Scheduling & API is all thats 'in software' & the API is already in software for ATI/Nvidia anyway.
Well yes and no. The difference between ATi/nVidia and Intel isn't as large as Intel wants you to believe.
You could code a software renderer with eg Cuda aswell, if you so desire. In fact, nVidia has an offline renderer by the name of Gelato, which has been around since the GeForce 6.
It's not x86, but other than that it's a 'software' implementation of a renderer, implementing various features and rendering techniques that are not natively supported by the hardware, but can be implemented through software routines.
To write your own software renderer to make use of Larrabee, you'd need to write your own everything including a scheduler that can load balance & hide latency across tens of cores & many many threads!
Presumably Intel would provide libraries to provide those functions for you but then you're still using a 3rd party API.
Yes, but the idea behind all that is that you can implement an alternative renderer, and not be bound by the limits of the Direct3D or OpenGL programming model.
So there will be virtually no limits on what kind of drawing primitives you use, what your shaders can and cannot do, what kind of textures you use etc.
Intel has been hinting at raytracing pretty obviously.
So back to the hardware, clock for clock, ignoring special function for the time being (emulated at reduced speed on the x86 int cores?) & assuming that the Larrabee Vec16 only does MADD:
RV770 is 10*(16*(1+1+1+1+1) = 800 SP right?

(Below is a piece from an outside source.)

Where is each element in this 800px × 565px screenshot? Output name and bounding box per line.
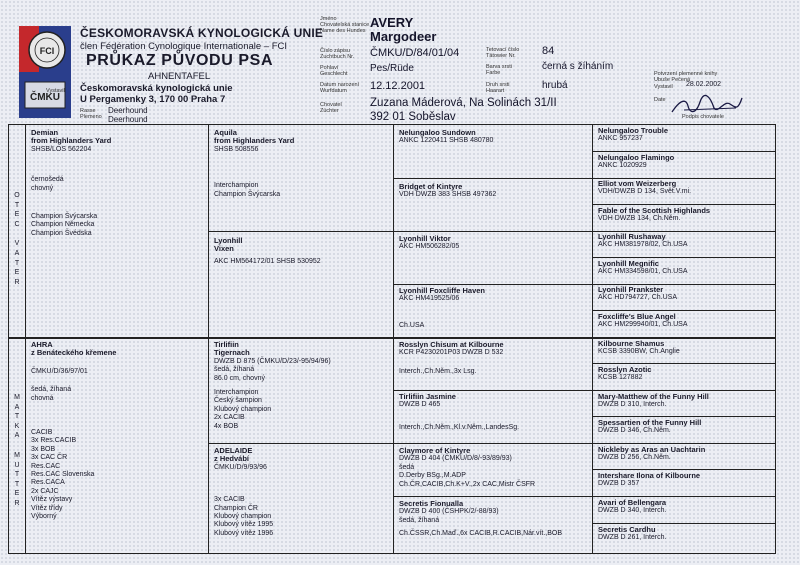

A 48 core Larrabee would be 48*(16*1) = 768 SP
So one ATI 16*(1+1+1+1+1) VLIW SIMD = 5 Larrabee cores
It doesn't quite work that way. If you apply this logic to ATi vs nVidia, then ATi would have the fastest GPU by far. Yet it is nVidia that comes out on top.
The reason is that nVidia uses its processing units in a completely different way, making it far more efficient than ATi's.
So aside from the number of processing units, one big unknown in this story is how efficient Intel's units will be in practice.
We now know that they will use tile-based rendering, which is quite a different approach from nVidia/ATi. This makes it even harder to make direct comparisons. Basically we know neither the hardware nor the software driving Direct3D/OpenGL applications for Larrabee.
Also, don't forget that each core on Larrabee will get 4-way SMT (HyperThreading). My suspicion is that they will use this 4-way SMT to 'multiplex' shading and 'fixed-function' operations in their rasterizer. One will mostly use the x86 integer units, and the other will use the SIMD unit, so you will get nice parallelism.